Final Word? Breast surgeries yield same survival rate
By Nathan Seppa
Women with breast cancer who undergo partial-breast removal are just as likely to survive for at least 20 years as are women who have their entire breast removed, scientists in Italy and the United States report.
While many physicians have already accepted partial-breast removal as a safe approach for small tumors confined to the breast and nearby lymph nodes, so-called early-stage breast cancers, some still recommend mastectomy, removal of the entire breast. The new findings, from the longest follow-up studies of such patients to date, could put to rest any lingering doubts that doctors and patients have regarding breast-conserving surgery. The studies appear in the Oct. 17 New England Journal of Medicine.
Between 1973 and 1980, surgeon Umberto Veronesi of the European Institute of Oncology in Milan and his colleagues randomly assigned 352 women with early-stage breast cancer to undergo surgery that preserved most of the breast and 349 others to have a full mastectomy that also removed some chest muscle. All women in both groups received radiation treatments afterward.
Twenty years after their surgery, roughly two-fifths of patients in each group had died, the researchers report.
In the same journal issue, surgeon Bernard Fisher of the University of Pittsburgh and his colleagues report similar results from a study of women diagnosed with early-stage breast cancer between 1976 and 1984. The researchers randomly assigned 589 women to get a mastectomy, 634 to undergo a type of partial-breast removal known as lumpectomy, and 628 to have a lumpectomy plus radiation treatment. In lumpectomy, a surgeon removes the tumor and a minimal amount of surrounding breast tissue.
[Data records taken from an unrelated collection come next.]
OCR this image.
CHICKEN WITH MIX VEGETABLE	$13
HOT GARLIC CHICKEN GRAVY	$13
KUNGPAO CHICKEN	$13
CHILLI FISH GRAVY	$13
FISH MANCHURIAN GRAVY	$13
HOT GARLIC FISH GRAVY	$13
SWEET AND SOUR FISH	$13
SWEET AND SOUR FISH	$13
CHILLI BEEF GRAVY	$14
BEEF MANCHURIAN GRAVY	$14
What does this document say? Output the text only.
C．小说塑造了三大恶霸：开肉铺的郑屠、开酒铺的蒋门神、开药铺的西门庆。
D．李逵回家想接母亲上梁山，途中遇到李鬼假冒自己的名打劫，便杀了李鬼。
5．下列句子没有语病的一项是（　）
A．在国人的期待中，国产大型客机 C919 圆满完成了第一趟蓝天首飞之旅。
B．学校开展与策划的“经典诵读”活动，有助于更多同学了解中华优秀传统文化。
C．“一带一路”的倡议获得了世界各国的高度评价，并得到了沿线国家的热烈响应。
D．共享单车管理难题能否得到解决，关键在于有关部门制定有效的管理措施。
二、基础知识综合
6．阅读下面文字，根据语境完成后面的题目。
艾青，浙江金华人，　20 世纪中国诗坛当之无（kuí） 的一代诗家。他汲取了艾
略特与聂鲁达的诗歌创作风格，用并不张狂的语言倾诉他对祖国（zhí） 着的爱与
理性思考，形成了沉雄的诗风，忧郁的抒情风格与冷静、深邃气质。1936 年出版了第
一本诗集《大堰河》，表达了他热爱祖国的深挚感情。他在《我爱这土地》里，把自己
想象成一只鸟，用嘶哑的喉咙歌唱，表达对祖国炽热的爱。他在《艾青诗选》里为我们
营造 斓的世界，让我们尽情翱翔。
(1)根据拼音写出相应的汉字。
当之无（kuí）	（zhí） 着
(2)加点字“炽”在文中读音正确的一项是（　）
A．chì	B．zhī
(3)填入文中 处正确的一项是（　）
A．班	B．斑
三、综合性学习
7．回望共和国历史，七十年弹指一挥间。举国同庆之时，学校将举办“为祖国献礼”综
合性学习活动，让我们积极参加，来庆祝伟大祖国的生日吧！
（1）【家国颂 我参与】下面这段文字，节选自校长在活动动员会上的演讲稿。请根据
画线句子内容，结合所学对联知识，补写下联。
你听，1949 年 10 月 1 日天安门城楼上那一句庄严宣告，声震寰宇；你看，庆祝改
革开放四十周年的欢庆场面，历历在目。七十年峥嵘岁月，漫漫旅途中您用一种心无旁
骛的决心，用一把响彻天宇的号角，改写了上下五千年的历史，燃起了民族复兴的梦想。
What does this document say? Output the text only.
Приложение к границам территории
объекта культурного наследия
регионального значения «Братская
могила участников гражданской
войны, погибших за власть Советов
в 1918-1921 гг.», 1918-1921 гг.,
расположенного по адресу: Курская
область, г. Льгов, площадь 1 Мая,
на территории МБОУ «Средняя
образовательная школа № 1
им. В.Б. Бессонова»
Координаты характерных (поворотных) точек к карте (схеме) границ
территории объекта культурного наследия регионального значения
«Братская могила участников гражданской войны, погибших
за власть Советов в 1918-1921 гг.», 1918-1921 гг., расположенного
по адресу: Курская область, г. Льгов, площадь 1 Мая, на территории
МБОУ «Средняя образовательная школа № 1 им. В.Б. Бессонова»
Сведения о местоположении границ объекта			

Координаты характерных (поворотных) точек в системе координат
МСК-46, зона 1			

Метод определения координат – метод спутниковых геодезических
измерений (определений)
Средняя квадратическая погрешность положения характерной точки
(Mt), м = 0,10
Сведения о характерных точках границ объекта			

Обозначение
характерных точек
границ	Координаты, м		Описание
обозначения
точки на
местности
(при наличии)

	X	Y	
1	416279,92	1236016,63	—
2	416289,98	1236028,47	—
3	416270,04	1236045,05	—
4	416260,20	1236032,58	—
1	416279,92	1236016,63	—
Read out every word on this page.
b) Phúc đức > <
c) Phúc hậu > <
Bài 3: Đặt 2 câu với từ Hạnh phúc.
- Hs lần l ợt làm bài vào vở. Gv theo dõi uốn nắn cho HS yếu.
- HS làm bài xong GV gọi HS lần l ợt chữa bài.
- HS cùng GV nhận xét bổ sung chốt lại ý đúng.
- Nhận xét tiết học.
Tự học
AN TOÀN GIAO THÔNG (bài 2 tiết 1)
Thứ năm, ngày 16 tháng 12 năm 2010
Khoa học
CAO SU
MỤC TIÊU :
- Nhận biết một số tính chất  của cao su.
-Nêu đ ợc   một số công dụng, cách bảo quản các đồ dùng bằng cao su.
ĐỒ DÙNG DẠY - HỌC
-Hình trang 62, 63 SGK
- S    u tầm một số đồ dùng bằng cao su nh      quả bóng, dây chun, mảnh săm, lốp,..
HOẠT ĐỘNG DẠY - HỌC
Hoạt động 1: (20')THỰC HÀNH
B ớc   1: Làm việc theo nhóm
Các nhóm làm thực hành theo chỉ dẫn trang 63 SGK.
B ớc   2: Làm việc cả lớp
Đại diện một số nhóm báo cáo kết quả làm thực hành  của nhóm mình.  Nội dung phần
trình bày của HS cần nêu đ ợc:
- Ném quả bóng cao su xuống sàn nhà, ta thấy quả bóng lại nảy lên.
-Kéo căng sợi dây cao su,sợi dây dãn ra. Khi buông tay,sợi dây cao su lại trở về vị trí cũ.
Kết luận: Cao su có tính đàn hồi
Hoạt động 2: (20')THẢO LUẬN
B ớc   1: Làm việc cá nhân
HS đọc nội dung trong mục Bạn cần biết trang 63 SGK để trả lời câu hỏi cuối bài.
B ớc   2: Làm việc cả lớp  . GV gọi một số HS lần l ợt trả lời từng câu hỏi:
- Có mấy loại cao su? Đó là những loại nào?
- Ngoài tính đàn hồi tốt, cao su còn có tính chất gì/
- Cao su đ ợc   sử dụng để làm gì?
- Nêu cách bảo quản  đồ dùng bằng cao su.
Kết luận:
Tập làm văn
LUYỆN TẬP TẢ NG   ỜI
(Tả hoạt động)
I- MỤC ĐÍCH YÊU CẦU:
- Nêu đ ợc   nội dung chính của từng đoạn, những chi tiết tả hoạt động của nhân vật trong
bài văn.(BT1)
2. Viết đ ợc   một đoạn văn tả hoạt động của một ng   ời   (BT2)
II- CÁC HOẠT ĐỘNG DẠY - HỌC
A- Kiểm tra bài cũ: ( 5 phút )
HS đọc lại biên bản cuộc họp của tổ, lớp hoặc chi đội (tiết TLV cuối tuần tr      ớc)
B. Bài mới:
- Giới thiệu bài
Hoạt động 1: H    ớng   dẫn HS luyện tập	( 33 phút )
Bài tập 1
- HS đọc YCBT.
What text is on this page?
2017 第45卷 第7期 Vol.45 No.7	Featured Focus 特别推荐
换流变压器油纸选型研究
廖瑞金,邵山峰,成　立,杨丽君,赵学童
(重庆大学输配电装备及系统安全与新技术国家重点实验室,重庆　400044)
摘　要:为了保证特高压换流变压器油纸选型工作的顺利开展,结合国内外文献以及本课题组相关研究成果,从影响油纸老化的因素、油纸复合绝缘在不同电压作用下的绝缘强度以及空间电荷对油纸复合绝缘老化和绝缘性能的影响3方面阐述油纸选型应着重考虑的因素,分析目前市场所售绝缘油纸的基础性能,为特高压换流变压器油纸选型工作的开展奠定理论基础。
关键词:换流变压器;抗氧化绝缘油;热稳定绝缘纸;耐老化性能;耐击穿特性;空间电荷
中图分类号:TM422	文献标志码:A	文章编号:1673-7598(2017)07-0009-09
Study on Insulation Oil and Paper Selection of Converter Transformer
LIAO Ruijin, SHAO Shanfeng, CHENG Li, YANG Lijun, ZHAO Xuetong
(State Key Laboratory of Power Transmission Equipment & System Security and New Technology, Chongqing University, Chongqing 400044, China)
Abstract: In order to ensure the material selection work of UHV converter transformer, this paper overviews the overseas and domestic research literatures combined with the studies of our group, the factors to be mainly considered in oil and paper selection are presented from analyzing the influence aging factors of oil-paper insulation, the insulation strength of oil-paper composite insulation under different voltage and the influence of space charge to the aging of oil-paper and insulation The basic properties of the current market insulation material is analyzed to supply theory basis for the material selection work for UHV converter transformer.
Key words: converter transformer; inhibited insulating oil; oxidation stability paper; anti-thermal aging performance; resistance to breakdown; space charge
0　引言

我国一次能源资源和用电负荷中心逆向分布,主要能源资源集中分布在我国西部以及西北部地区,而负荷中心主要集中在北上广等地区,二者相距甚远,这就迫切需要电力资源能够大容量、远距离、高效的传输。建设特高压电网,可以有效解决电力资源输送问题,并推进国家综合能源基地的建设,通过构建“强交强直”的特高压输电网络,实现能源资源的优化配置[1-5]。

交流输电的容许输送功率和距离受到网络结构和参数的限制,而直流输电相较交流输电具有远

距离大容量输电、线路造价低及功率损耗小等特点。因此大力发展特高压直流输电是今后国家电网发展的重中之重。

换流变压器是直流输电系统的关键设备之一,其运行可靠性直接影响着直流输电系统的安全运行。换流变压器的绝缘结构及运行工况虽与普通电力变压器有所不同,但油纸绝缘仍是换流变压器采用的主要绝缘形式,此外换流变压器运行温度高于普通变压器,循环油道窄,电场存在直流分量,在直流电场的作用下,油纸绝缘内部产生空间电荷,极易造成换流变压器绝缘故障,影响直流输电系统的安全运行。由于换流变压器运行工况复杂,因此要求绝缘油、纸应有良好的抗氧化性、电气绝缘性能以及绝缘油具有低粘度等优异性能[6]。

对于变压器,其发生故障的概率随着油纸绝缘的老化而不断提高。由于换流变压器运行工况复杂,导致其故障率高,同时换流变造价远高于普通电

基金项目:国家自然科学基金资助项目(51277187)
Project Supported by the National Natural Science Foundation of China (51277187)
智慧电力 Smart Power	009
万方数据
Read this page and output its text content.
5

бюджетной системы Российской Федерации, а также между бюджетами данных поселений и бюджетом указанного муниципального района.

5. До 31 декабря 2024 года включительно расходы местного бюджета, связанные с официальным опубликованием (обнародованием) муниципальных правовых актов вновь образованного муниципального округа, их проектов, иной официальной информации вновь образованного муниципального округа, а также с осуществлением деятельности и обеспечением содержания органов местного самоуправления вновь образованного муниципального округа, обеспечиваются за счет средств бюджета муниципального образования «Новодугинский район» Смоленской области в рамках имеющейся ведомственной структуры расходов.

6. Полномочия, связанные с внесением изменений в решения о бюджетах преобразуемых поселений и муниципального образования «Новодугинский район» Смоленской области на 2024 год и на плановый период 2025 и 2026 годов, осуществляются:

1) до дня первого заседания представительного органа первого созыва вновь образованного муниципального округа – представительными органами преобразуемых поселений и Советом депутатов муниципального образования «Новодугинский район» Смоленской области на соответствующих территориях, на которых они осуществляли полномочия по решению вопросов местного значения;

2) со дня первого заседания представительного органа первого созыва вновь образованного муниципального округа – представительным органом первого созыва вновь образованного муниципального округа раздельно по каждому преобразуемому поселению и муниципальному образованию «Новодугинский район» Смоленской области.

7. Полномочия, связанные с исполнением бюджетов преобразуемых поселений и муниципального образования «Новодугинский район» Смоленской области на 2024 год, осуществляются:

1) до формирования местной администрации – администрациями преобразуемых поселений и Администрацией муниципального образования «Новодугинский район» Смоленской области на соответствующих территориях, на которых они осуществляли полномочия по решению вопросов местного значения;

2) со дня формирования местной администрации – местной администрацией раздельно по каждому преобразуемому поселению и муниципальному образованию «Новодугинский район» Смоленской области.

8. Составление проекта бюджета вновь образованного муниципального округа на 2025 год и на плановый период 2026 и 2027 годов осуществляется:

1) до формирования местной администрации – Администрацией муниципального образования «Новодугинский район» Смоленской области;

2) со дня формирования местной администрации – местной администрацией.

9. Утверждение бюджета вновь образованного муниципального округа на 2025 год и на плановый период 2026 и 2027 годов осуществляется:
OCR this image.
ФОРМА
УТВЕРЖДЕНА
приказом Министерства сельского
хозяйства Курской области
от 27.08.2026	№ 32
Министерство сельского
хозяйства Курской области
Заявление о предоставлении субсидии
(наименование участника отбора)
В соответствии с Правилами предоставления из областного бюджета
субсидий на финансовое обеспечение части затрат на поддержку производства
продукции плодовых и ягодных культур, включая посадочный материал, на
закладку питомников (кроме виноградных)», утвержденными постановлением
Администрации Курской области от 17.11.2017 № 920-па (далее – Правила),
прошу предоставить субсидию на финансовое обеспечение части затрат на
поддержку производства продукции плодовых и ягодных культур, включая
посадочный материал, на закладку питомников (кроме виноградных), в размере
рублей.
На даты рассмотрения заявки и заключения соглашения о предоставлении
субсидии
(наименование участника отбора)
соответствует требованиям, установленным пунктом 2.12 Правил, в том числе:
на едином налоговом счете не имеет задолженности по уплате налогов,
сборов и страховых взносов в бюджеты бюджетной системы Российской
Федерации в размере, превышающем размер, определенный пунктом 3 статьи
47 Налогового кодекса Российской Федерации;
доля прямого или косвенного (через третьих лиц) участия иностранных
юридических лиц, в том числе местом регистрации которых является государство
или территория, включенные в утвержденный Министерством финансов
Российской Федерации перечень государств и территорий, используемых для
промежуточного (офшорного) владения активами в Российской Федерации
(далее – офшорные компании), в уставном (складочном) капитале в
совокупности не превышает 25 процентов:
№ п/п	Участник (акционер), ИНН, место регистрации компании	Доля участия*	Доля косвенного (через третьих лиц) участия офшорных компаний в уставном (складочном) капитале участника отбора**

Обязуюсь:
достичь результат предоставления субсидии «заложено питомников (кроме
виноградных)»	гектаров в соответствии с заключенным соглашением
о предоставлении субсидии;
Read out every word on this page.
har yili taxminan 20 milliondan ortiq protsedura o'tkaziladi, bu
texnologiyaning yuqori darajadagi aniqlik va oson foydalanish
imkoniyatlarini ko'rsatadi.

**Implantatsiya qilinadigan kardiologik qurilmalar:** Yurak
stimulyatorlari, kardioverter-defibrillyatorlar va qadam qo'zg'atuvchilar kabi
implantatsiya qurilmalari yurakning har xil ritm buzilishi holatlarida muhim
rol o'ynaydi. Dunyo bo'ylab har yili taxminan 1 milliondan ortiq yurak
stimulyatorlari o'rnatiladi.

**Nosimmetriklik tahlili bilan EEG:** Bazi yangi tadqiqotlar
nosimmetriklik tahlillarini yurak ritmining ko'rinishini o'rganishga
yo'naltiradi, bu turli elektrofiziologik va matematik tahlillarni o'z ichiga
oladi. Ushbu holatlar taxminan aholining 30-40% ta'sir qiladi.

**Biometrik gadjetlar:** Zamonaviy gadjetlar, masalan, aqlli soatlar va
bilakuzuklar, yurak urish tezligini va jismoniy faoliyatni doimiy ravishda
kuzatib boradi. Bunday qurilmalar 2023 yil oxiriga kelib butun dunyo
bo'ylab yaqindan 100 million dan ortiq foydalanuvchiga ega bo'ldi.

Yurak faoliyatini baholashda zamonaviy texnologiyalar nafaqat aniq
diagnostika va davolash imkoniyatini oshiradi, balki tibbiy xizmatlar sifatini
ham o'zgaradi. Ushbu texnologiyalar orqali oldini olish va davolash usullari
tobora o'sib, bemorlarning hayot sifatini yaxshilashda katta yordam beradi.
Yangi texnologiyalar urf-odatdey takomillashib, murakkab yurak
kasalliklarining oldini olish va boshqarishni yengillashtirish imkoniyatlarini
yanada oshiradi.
After an average of 20 years, slightly more than half of the women in all three groups had died, regardless of treatment. Those receiving radiation treatment after their lumpectomy had fewer recurrences of breast cancer, compared with women who didn’t get radiation.
“These [research] papers are of monumental importance,” says Melvin J. Silverstein, a surgeon at the University of Southern California Keck School of Medicine in Los Angeles. While doctors generally present breast-conserving surgery as an option, he says, some doctors–mainly those in rural areas–don’t. As a result, many women undergo mastectomies for cancers that could be treated just as well with a lumpectomy and radiation, he says.
The two studies aren’t identical. The European surgeons removed more tissue. Also, the tumors of U.S. patients tended to be larger and their cancer had more frequently spread to lymph nodes. These traits could explain the slightly greater survival of the European women, Fisher says. It might also account for another difference: The cancer-recurrence rate in women getting partial breast removal plus radiation was 9 percent in the European trial and 14 percent in the U.S. study.
These rates, he says, reflect the standard of care 2 decades ago. Since then, the recurrence rate in lumpectomy patients has declined.
Mastectomy remains a worthwhile option for women who are genetically predisposed to breast cancer or those whose cancer has spread or recurred, says Jeffrey S. Abrams, a medical oncologist at the National Cancer Institute in Rockville, Md.
But for most women with early-stage breast cancers, “it’s time to declare the case against breast-conserving therapy closed,” says Monica Morrow of Northwestern University’s Feinberg School of Medicine in Chicago in the same journal issue.